Any jealous partner requires loads of reassurance. This means that you have to be very patient and understanding to your partner and offer him/her lot of reassurance and support to get out of his/her jealous attitude. Be kind and gentle and tell your jealous partner that there is nothing to worry and that you love him/her for what he/she is and nothing else matters and can come in their relationship. The fact that you are so forgiving towards you jealous partner is enough to make him/her more accommodating. With time, your partner’s jealousy will fade away and he/she will come to trust you more. It is also a good idea to ask your partner as to what makes him/her jealous towards you and what you can do to get him/her out of this phase. Such transparency and open discussions will help in becoming more close and understanding towards each other and soon your jealous partner will see your worth and stop his/her unbecoming ways.

Set certain boundaries

Whilst you have to be more patient and understanding towards your jealous partner, it is also important for you to protect your privacy and need for space and peace of mind. If you find that your jealous partner is becoming very nosy and distrust you for every possible move you make, you need to defend yourself and let the person know that certain behavior is unacceptable and will not be tolerated. However, there is no need to be remorseful and take a tone of complaint. Tell your jealous partner that his/her ways are becoming very difficult to deal with and affecting you mentally. Talk lovingly and with reassurance so that your jealous partner is not hurt by your attitude and feel even more jealous and disruptive. Tell your jealous partner that while you are willing to be very understanding, you do have to set certain limits for your peace as well.

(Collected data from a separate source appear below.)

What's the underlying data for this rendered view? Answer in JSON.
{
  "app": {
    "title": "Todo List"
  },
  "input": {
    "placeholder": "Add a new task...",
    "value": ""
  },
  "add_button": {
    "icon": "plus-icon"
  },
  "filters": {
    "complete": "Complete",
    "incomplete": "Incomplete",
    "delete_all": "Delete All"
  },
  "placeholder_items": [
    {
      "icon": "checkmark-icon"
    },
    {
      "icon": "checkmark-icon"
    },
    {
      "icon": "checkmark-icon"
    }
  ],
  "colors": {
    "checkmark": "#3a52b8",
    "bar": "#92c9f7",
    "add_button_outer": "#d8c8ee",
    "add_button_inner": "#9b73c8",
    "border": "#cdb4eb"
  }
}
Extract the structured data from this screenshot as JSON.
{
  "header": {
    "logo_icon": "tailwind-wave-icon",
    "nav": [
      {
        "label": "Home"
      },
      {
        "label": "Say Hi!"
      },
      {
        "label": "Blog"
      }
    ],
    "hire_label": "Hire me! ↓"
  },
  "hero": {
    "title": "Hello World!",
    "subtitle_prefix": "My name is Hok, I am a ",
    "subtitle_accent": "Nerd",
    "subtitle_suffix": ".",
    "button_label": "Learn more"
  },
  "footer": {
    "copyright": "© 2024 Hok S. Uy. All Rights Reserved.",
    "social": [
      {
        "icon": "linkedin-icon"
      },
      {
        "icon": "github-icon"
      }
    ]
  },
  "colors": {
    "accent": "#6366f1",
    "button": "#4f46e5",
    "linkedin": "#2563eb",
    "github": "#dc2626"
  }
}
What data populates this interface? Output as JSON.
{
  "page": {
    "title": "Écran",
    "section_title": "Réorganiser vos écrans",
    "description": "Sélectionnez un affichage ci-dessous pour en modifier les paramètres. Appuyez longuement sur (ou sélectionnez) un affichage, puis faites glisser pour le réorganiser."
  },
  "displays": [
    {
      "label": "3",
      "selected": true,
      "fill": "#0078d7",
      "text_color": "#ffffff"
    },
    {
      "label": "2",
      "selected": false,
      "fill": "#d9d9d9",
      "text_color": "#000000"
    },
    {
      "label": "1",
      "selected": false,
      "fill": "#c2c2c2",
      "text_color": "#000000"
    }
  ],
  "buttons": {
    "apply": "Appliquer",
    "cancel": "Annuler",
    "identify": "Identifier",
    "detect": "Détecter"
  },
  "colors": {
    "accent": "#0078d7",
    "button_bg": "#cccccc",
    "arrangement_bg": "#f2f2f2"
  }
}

Work towards trust and companionship

When jealousy invades a relationship, it means that your partner has lost trust, faith and companionship with you. When a relationship is based on these parameters, there is no need for jealousy to set in. Assess your relationship and check if you have been deficient in these things lately. Spend more time with your partner, be open and more willing to share and care for each other and above all, treat your partner as your best friend. There should not be any major secrets between you and ensure that there is complete transparency in what you do.

Therapy sessions

Sometimes, jealousy can be very deep rooted and in such cases, you need counselling sessions for the person to fight the emotions and get back to life. A partner who is understanding will be able to help a jealous partner in such cases, as counselling sessions can be very rigorous, requiring your presence as well. You being understanding and supportive will speed up the healing process and prevent newer episodes of jealousy. Ensure that your jealous partner is given prompt counselling if the jealousy is deep rooted and be with him/her all throughout the counselling sessions so that he/she feels loved and cared for during the entire treatment time.